Против луны заблестели стремена, загремело оружие, под копытами мягко застонала земля. И вдруг молодой красивый голос, хватая за душу, плеснулся, взлетел над извечным Млечным Путем, над вековыми липами, над притихшими полями:

Зоре моя вечiрняя,
Зійди над горою…

Я потянулся к песне, к небу, к вечерней звезде и замер в той грусти и диве, которые делал чей-то голос с моим детским сердцем.
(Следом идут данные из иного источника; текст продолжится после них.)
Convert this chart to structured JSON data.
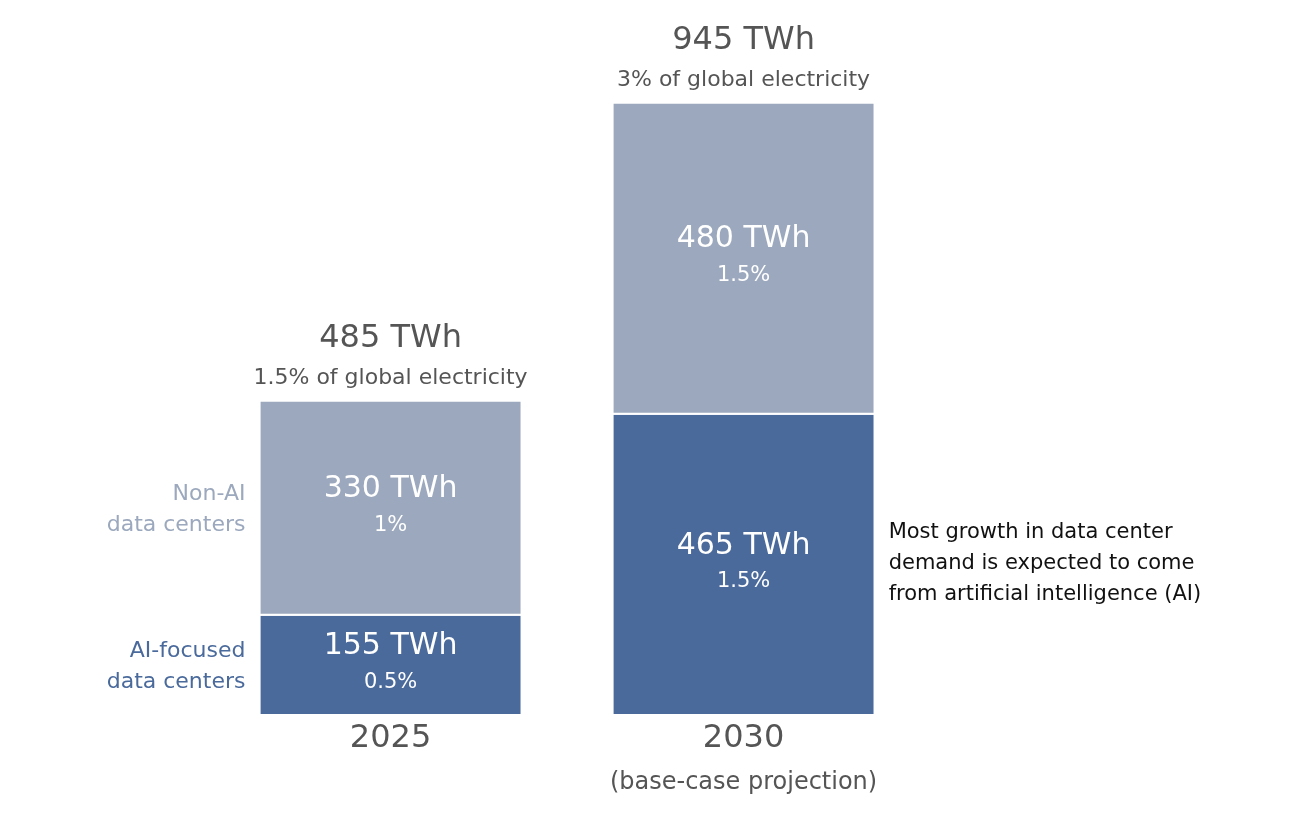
{
  "chart_data": {
    "type": "bar",
    "stacked": true,
    "categories": [
      "2025",
      "2030\n(base-case projection)"
    ],
    "series": [
      {
        "name": "AI-focused data centers",
        "color": "#4a6a9c",
        "values": [
          155,
          465
        ],
        "value_labels": [
          "155 TWh\n0.5%",
          "465 TWh\n1.5%"
        ]
      },
      {
        "name": "Non-AI data centers",
        "color": "#9ba8bd",
        "values": [
          330,
          480
        ],
        "value_labels": [
          "330 TWh\n1%",
          "480 TWh\n1.5%"
        ]
      }
    ],
    "totals": [
      "485 TWh\n1.5% of global electricity",
      "945 TWh\n3% of global electricity"
    ],
    "annotations": [
      "Most growth in data center\ndemand is expected to come\nfrom artificial intelligence (AI)"
    ],
    "legend": false,
    "grid": false,
    "tick_labels": false
  }
}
Отгоревала, отзвенела песня на дороге, исчезли всадники вдали, а дед, покачивая головой, вздохнул раз и второй раз, что-то тихонько сказал себе, а потом повернулся ко мне:

— Жизнь… Слышишь, и он, Шевченко, босиком в школу ходил. Таков был наш латаный талант, а завтра, дитя, как доживем дня, подстригу тебя, возьму за руку и пойдем в школу.

— Дедушка, это на самом деле? — екнуло у меня сердце и дрогнул голос.

— Да: как сказал, так и сделаю.

— И книгу мне купите? — в надежде прикипел я глазами к дедову лицу.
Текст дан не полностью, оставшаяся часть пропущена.